Some of the chemical components of marijuana can be isolated to produce pharmacologic effects for patients, including in the immune and central nervous systems.

Ms Gallagher said the proposal had come as part of a national campaign by supporters of medical marijuana and revealed she only learned of Mr Rattenbury's planned private members' bill on Sunday night. 

Law enforcement agencies and ACT Chief Health Officer would have their own views on the proposal, Ms Gallagher said. 

"I know that other countries across the world have looked at this and changed their positions in certain circumstances so it's not like it hasn’t happened in other places.

"For me, it will be working out what the right thing to do is for Canberra. There isn’t any other place in Australia that has taken this approach but I do note there are proposed legislative changes in the New South Wales Parliament at the moment."

Ms Gallagher, who lost both her parents to terminal illness, promised a compassionate response to the issue. 
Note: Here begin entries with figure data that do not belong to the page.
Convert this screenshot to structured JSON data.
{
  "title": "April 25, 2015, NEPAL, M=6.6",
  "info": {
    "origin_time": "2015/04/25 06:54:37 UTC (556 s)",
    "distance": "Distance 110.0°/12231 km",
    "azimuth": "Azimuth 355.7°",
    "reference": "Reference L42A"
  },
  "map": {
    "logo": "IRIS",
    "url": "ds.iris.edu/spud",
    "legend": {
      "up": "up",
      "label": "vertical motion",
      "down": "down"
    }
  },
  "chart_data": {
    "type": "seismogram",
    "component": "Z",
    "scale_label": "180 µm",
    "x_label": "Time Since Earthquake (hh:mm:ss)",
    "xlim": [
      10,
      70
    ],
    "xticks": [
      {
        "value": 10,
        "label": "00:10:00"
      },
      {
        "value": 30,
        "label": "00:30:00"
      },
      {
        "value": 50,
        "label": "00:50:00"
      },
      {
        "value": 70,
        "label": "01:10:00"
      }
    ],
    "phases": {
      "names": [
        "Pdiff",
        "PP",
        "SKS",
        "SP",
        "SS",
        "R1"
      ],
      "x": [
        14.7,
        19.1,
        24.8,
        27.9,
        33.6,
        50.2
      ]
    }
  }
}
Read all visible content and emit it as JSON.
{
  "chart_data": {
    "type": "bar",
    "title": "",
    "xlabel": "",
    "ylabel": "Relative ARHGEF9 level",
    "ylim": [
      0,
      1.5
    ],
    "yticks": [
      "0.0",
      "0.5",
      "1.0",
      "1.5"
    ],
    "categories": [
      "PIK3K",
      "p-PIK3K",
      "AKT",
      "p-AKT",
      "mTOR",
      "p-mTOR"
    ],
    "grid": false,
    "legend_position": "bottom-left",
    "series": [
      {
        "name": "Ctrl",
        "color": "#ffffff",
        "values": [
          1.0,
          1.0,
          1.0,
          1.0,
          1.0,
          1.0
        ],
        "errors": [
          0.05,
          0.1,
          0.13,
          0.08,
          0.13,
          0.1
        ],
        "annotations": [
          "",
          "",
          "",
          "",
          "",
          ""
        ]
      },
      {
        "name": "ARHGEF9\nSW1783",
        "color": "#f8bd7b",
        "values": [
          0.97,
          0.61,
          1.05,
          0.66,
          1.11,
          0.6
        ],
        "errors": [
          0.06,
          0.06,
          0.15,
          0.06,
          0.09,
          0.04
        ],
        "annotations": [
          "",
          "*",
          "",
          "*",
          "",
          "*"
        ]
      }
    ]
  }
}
Opposition leader and health spokesman Jeremy Hanson called for an evidence-based debate around the use of medical marijuana. 

He wouldn't rule out supporting the bill. 

"This is something we will look at but at this stage, based on the advice that I have received, there are better and more effective alternatives than marijuana to the issues at hand," he said. 

"Certainly we are very sympathetic to people who have chronic illness, who are in pain and that’s the issue that we need to address but it is just a matter of whether marijuana is the best way to address that." 

Mr Hanson said the potential psychiatric effects of marijuana and other legal issues had to be considered.

"Is marijuana the best way to go? I am not convinced at this stage that it is.

"I know that it is emotive, I know that people have their views… but we need to consider this on the medical evidence and advice, and not just the law and order issues," Mr Hanson said.